Le verifiche, effettuate in un ristorante di Corso Garibaldi e in un locale fast food situato in Piazza Quaranta Martiri, hanno portato al deferimento in stato di libertà dei titolari, rispettivamente un 40enne eugubino e un 34enne di nazionalità pakistana.
L’operazione rientra nel piano di controlli predisposto dal Comando Provinciale dei Carabinieri di Perugia, che un’azione capillare sul territorio grazie al coordinamento tra le Stazioni locali e i reparti specializzati dell’Arma.
L’operazione rientra nel piano di controlli predisposto dal Comando Provinciale di Perugia, che prevede un’azione capillare sul territorio grazie al coordinamento tra le Stazioni locali e i reparti specializzati dell’Arma.
Durante le ispezioni, riferiscono i Carabinieri in una nota, sarebbero emerse in entrambe le attività gravi irregolarità di natura penale e amministrativa.
Nel ristorante del centro storico i Carabinieri hanno scoperto tre lavoratori non regolarmente assunti, sorpresi mentre svolgevano le proprie mansioni.

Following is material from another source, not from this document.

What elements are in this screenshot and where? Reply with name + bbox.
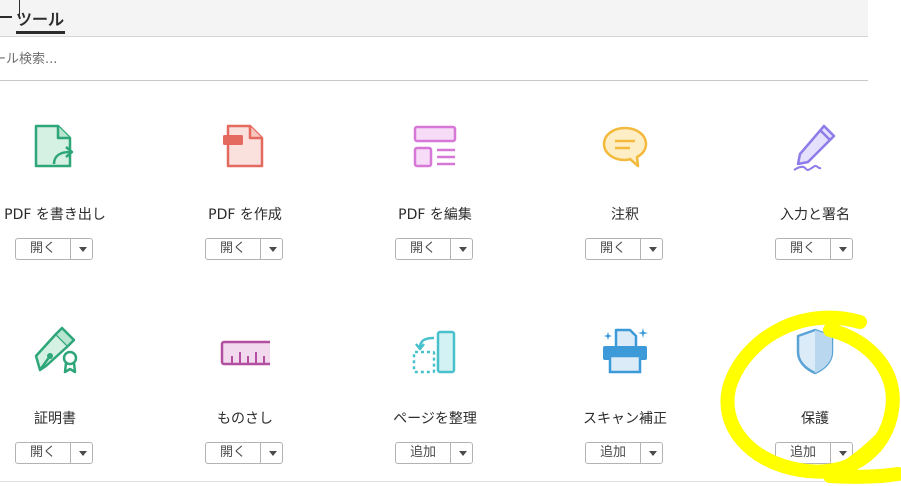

Oltre alla violazione delle norme sul lavoro, sono state anche impartite dai Carabinieri prescrizioni specifiche sulla pulizia e sanificazione degli ambienti e sul corretto stoccaggio degli alimenti.
Nel punto di ristoro di tipo fast food è stato individuato un lavoratore irregolare, impegnato nella preparazione degli alimenti. In questo caso le ispezioni avrebbero accertato violazioni delle norme igienico-sanitarie, in particolare sull’approvvigionamento delle materie prime e sulla gestione del personale addetto alla lavorazione degli alimenti.
Entrambe le attività sono state sospese per impiego di manodopera non regolare e sanzionate rispettivamente per 14.000 e 17.500 euro circa. I due titolari sono stati deferiti alla Procura della Repubblica di Perugia.
L’intervento dell’Arma condotto con il supporto tecnico dei reparti specializzati, sottolineano i Carabinieri, mira a garantire il rispetto delle norme in materia di sicurezza sul lavoro, regolarità dei rapporti occupazionali e tutela dell’igiene alimentare, a beneficio della salute dei lavoratori e dei consumatori.